On sera peut-être étonné que j'aie traduit: Qui vive la pietà quando è ben morta, par on est sans pitié pour des maux sans mesure; et le natiche bagnava per lo fesso, par _des larmes qui n'arrosent plus leurs poitrines: quelques autres passages causeront la même surprise, et on criera à l'inexactitude.

J'avoue donc que toutes les fois que le mot à mot n'offrait qu'une sottise ou une image dégoûtante, j'ai pris le parti de dissimuler; mais c'était pour me coller plus étroitement à Dante, même quand je m'écartais de son texte: la lettre tue, et l'esprit vivifie. Tantôt je n'ai rendu que l'intention du poëte, et laissé là son expression: tantôt j'ai généralisé le mot, et tantôt j'en ai restreint le sens; ne pouvant offrir une image en face, je l'ai montrée par son profil ou son revers: enfin il n'est point d'artifice dont je ne me sois avisé dans cette traduction, que je regarde comme une forte étude faite d'après un grand poëte. C'est ainsi que les jeunes peintres font leurs cartons d'après les maîtres.

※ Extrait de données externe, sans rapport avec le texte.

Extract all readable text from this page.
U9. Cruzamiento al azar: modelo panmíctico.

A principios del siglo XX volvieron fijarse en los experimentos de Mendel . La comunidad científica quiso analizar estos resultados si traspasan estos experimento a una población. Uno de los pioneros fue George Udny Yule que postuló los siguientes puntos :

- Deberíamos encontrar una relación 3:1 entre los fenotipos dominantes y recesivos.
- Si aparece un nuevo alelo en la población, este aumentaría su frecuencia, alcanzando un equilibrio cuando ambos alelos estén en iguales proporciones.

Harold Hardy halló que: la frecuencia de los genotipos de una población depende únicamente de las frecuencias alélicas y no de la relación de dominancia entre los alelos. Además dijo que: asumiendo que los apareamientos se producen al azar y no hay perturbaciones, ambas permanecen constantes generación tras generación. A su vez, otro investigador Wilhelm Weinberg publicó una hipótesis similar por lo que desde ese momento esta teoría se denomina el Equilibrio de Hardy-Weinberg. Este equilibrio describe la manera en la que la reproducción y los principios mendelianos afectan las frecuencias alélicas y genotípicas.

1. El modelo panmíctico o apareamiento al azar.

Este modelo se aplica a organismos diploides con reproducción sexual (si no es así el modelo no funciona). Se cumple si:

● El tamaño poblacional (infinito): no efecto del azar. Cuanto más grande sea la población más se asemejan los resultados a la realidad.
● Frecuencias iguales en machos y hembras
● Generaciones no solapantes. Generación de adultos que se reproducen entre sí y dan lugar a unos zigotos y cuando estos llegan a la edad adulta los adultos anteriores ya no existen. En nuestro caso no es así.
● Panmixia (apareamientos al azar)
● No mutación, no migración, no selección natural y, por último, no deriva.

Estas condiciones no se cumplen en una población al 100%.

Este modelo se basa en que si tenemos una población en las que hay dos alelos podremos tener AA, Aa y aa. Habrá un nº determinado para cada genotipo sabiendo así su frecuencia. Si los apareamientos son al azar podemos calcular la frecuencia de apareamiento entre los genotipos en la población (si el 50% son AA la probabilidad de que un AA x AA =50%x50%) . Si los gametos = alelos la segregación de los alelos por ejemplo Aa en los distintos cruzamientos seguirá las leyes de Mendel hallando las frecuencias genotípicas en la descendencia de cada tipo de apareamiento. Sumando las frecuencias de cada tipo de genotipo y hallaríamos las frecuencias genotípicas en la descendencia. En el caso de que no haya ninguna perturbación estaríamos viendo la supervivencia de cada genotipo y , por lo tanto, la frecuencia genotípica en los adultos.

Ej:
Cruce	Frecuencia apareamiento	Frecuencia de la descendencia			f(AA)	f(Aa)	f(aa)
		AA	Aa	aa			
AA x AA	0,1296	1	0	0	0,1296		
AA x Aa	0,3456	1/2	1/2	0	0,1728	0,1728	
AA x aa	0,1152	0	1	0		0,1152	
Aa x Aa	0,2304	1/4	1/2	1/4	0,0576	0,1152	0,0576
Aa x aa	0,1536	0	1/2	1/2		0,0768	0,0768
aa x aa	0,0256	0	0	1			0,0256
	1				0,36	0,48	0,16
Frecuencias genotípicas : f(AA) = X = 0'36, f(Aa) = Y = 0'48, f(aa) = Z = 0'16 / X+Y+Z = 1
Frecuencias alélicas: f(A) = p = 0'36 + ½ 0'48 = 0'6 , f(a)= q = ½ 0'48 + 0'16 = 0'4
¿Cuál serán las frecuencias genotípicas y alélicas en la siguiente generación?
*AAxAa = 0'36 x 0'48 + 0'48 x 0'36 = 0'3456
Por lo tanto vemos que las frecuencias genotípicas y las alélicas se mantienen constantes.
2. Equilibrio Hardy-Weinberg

L'art de traduire, qui ne mène pas à la gloire, peut conduire un commençant à une souplesse et à une sûreté de dessin que n'aura peut-être jamais celui qui peint toujours de fantaisie, et qui ne connaît pas combien il est difficile de marcher fidèlement et avec grâce sur les pas d'un autre. Plus même un poëte est parfait, plus il exige cette réunion d'aisance et de fidélité dans son traducteur. Virgile et Racine ayant donné, je ne dis pas aux langues française et romaine, mais au langage humain, les plus belles formes connues, il faudrait se jeter dans tous les moules qu'ils présentent et les serrer de très-près en les traduisant, vestigia semper adorans. Mais Dante, à cause de ses défauts, exigeait plus de goût que d'exactitude; il fallait avec lui s'élever jusqu'à une sorte de création: ce qui forçait le traducteur à un peu de rivalité.